Les anamorphoses de la barbarie moderne selon Antoine Volodine

1Dans une décennie qui n’est pas en déficit de livres, rares sont pourtant les littératures au sens où Borges disait de Quevedo qu’il n’était pas seulement un écrivain, mais toute une littérature. Pas de déploration surtout, on ressasse cela depuis Sainte-Beuve. Reste que la tentation serait grande de suspendre toute déclaration médiatique du type “Untel est un grand écrivain !” à un délai de viduité. Le jugement de valeur ou l’argument d’autorité ne font pas bon ménage avec la littérature dès lors qu’on la perçoit en dehors de toute visée pédagogique ou académique. Chacun a le libraire qu’il choisit, après tout, et une bibliothèque personnelle, c’est un lit défait, la première chose que copains et copines vont explorer pour savoir avec qui on couche. Quant à partager des découvertes, il y a toujours l’inévitable buzz qui se pare des plumes du paon. La critique est souvent la transcendance du boniment, et les temps étant à la chronique généralisée… méfiance 2.0.
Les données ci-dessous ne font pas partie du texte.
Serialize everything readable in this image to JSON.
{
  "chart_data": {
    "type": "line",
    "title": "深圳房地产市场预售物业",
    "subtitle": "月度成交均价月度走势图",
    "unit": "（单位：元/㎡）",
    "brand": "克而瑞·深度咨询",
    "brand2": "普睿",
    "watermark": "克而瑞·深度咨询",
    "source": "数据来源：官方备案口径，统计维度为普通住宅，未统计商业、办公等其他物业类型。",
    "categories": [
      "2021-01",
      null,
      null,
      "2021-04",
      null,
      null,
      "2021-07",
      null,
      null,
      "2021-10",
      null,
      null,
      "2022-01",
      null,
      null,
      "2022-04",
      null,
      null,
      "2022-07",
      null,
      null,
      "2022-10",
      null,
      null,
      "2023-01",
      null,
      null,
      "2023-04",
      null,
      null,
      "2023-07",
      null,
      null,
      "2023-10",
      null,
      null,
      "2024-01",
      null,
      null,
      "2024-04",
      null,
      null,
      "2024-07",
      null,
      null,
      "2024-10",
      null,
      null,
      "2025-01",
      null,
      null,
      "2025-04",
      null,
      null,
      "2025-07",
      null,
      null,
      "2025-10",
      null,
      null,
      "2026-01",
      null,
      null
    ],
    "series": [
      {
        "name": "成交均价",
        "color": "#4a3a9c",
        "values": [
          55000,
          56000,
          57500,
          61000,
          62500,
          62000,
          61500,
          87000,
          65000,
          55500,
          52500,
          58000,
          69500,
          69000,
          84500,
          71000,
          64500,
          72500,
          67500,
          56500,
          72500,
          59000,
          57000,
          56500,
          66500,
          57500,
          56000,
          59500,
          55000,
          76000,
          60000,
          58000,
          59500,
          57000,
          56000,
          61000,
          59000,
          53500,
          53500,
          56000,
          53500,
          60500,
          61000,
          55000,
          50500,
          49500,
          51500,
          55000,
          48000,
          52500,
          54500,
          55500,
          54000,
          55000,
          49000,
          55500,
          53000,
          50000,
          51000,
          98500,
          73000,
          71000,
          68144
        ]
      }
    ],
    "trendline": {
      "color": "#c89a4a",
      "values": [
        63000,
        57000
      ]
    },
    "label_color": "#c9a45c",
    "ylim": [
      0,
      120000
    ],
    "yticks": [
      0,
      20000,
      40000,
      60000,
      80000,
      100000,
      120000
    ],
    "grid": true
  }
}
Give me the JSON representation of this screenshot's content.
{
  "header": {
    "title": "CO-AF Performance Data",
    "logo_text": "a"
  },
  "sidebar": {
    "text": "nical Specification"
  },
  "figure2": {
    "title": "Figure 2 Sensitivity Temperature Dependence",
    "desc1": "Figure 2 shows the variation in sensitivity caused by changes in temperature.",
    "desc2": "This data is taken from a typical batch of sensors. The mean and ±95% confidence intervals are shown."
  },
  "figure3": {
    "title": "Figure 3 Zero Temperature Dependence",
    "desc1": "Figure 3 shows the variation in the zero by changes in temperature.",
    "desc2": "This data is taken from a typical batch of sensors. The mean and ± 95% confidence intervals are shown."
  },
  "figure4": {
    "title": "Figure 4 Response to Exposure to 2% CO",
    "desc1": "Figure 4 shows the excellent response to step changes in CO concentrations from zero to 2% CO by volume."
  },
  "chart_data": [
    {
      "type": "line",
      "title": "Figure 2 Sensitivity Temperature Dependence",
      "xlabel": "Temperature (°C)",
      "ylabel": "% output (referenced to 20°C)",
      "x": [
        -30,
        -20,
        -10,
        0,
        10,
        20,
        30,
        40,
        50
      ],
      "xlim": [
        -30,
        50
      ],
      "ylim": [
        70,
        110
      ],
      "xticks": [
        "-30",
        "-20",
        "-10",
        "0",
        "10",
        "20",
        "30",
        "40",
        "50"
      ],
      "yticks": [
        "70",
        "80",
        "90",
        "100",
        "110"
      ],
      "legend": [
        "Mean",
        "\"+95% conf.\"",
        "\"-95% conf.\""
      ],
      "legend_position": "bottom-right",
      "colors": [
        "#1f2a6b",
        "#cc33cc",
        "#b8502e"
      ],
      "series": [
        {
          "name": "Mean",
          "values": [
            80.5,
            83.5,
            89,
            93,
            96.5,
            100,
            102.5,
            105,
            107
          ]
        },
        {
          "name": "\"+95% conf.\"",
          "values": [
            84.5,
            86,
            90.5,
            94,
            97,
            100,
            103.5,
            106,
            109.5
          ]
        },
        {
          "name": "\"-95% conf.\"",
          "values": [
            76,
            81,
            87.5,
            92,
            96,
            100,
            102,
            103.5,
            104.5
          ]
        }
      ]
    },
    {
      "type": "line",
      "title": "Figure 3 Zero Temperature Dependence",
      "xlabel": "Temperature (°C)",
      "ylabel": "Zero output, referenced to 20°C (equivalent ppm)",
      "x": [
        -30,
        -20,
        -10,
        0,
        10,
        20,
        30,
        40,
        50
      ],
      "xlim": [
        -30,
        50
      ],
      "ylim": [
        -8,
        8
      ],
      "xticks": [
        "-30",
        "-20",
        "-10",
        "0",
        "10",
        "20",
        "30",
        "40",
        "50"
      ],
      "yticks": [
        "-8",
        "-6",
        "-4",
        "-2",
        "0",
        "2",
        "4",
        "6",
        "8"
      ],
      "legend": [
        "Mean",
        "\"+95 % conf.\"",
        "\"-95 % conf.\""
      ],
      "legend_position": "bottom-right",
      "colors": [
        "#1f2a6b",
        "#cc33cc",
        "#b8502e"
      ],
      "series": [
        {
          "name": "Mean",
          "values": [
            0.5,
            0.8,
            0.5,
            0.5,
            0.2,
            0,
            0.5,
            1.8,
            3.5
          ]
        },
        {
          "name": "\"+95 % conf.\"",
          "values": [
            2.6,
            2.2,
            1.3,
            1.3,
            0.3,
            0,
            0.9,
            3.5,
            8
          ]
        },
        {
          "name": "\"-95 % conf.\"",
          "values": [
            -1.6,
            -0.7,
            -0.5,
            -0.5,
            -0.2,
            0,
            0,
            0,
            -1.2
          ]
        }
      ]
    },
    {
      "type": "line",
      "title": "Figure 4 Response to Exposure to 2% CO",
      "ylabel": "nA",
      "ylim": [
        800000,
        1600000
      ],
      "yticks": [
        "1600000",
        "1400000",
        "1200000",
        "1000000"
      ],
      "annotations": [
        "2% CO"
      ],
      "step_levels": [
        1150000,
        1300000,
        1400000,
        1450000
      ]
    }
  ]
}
2Pourtant, tout cela n’a jamais empêché ceux qui ont à écrire de le faire, malgré tous ou plutôt contre tout : la solitude, la précarité matérielle (il n’est pas inutile de le rappeler), le déni de lecture parfois des éditeurs, l’indifférence médiatique. Un jeune écrivain a aujourd’hui cinquante ans… Il est vrai que la mort en France est l’occasion de brèves apothéoses, on y a le requiescat in pace facile, la littérature tombale. Stendhal avait mille fois raison, mieux vaut les happy few. Donc faites comme vous voulez, lisez ou ne lisez pas Antoine Volodine, c’est votre problème. Certaines œuvres ont besoin de temps, se méritent, et chez Volodine, comme tout n’est pas pure fiction, l’épreuve est plus sélective, c’est une question de proximité avec son univers, d’écoute et d’empathie.
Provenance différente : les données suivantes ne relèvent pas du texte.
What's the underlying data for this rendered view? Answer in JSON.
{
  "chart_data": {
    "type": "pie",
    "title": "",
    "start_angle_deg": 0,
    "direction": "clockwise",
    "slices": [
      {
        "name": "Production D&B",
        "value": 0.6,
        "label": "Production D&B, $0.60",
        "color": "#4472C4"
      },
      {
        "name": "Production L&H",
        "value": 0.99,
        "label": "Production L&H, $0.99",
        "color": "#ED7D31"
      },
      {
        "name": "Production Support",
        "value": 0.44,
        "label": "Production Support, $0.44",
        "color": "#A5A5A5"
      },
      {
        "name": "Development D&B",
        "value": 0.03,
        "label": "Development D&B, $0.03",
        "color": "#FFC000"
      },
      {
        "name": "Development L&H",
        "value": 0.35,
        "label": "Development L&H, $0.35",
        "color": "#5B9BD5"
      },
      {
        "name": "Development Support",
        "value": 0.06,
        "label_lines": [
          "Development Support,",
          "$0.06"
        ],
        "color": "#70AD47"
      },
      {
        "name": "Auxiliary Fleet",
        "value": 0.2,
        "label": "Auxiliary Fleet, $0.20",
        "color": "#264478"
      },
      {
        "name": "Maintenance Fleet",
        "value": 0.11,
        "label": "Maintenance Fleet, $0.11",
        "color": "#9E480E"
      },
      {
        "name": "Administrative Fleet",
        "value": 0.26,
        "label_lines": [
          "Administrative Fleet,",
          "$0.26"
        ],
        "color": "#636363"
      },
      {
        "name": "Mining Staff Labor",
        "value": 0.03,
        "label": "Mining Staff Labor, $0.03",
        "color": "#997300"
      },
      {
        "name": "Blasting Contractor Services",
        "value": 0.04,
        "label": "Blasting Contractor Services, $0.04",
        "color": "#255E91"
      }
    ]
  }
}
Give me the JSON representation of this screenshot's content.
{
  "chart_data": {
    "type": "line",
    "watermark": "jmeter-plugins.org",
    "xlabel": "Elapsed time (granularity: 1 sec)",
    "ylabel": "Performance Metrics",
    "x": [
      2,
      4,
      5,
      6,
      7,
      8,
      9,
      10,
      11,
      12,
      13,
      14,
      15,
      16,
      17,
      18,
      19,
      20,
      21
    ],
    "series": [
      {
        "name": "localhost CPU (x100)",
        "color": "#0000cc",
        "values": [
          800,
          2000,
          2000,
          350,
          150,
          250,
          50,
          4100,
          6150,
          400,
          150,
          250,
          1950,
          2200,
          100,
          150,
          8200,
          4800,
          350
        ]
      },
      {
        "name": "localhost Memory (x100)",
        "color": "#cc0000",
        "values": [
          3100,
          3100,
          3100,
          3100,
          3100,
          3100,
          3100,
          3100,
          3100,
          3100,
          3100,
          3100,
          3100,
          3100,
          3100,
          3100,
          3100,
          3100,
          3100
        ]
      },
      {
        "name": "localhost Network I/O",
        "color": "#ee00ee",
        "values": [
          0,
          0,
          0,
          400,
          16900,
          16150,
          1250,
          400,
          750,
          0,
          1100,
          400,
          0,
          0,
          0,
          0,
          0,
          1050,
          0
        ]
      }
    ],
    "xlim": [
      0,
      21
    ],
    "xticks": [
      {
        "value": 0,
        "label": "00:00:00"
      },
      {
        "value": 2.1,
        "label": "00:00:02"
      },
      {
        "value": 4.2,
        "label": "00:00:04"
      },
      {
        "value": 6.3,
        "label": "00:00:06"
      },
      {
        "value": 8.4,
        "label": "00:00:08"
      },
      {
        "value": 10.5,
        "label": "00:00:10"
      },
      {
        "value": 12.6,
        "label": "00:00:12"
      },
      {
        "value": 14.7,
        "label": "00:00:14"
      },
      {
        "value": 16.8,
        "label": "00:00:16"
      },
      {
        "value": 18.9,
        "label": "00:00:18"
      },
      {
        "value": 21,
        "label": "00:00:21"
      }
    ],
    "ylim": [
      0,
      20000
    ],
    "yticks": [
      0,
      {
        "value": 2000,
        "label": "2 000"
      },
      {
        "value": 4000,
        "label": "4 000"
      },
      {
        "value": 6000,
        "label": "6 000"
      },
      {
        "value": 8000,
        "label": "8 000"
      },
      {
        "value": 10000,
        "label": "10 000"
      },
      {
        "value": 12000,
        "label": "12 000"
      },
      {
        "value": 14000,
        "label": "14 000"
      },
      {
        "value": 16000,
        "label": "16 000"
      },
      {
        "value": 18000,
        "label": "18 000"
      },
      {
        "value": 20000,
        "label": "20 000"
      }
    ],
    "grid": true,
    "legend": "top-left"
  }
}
3Il y a chez certains écrivains l’espoir d’être lu à sa place, sans jamais être sommé de vivre les petites compromissions médiatiques de la notoriété. Il y a de ça chez Volodine. On ne l’a jamais vu plus d’une minute à la télévision, et s’il m’en souvient, on l’avait alors mis en scène – manière de ne pas écouter ce qu’il avait à dire, mais bien plutôt de surjouer en lui ses fictions. Pas d’ecce homo donc, et c’est toujours dans une atmosphère d’intimité qu’il rencontre ses lecteurs, souvent des volodiniens fous qui ont tout lu et dont la connaissance de ses livres va jusqu’à mettre amicalement en question le libre arbitre de l’auteur.
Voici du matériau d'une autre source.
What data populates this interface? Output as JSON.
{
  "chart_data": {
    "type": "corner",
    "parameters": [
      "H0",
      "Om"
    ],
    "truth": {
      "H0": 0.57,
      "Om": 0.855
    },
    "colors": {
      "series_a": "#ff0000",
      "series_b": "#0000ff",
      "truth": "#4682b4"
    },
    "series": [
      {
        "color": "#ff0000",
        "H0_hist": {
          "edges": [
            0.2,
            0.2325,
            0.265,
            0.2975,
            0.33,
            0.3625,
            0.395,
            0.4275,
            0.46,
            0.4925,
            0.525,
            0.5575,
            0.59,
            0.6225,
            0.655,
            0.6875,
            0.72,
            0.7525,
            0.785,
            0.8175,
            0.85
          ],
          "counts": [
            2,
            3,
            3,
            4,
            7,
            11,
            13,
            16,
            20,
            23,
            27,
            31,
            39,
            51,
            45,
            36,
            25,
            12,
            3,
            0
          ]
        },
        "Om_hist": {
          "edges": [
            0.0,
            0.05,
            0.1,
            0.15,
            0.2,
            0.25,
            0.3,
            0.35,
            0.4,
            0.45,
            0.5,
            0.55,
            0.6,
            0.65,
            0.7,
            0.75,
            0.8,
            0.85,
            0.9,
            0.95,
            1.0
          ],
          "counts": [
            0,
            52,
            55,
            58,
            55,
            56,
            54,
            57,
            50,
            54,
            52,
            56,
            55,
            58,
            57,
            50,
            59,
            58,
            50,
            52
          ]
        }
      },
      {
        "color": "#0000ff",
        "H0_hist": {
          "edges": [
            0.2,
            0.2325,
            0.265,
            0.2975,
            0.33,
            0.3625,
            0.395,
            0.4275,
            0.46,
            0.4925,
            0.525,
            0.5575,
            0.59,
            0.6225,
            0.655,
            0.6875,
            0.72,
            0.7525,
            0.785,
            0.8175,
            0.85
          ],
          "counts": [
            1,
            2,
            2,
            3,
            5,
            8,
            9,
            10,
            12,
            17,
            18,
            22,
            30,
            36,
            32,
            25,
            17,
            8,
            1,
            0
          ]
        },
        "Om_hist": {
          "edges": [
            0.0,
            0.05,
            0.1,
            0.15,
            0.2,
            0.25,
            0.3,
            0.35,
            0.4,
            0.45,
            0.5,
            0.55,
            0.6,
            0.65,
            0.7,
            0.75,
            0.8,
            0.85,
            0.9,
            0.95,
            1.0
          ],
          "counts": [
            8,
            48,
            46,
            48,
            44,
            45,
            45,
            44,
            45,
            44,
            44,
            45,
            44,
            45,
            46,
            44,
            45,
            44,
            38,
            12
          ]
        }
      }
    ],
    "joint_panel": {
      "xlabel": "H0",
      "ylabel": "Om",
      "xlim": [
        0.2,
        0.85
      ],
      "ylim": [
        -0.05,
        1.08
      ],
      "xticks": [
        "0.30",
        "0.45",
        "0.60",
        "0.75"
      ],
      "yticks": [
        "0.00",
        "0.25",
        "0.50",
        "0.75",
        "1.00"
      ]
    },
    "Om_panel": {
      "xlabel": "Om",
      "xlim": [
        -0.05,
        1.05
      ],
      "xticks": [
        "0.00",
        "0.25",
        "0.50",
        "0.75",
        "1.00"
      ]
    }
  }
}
4Si Volodine ne manque néanmoins pas de lecteurs, c’est parce que son œuvre s’ouvre à une de ces appropriations miraculeuses, comme si ses fictions aimantaient la lecture par des contenus lumineux et énigmatiques, des sens celés, des lambeaux de rêves qui font de ses livres autant de tentatives obliques d’élucidation mentale. La prose s’y fait poésie par un travail – d’autant plus efficace qu’il est presque invisible – sur la prosodie, les blocs de textes, traces mémorielles, slogans, illuminations quasi prophétiques qui s’agencent selon des architectures calculées. Volodine écrit à la conjonction de deux âges révolutionnaires : le premier, politique avec l’effondrement dans l’horreur des rêves humanitaires du xxe siècle, le second, textuel avec une littérature du soupçon. Mais Volodine assume ce moment, tout en échappant aux mots d’ordre du réalisme, en renouant davantage avec la prose poétique du xixe siècle, de Baudelaire à Rimbaud en passant par Lautréamont, qu’avec les jeux textuels auxquels on a eu tendance naguère à le ramener. Il y a plus chez lui d’un surréalisme hétérodoxe – l’amour fou joue là un rôle certain – que d’un nouveau romancier, à moins de parler ici, et alors à juste titre, de l’art de Samuel Beckett.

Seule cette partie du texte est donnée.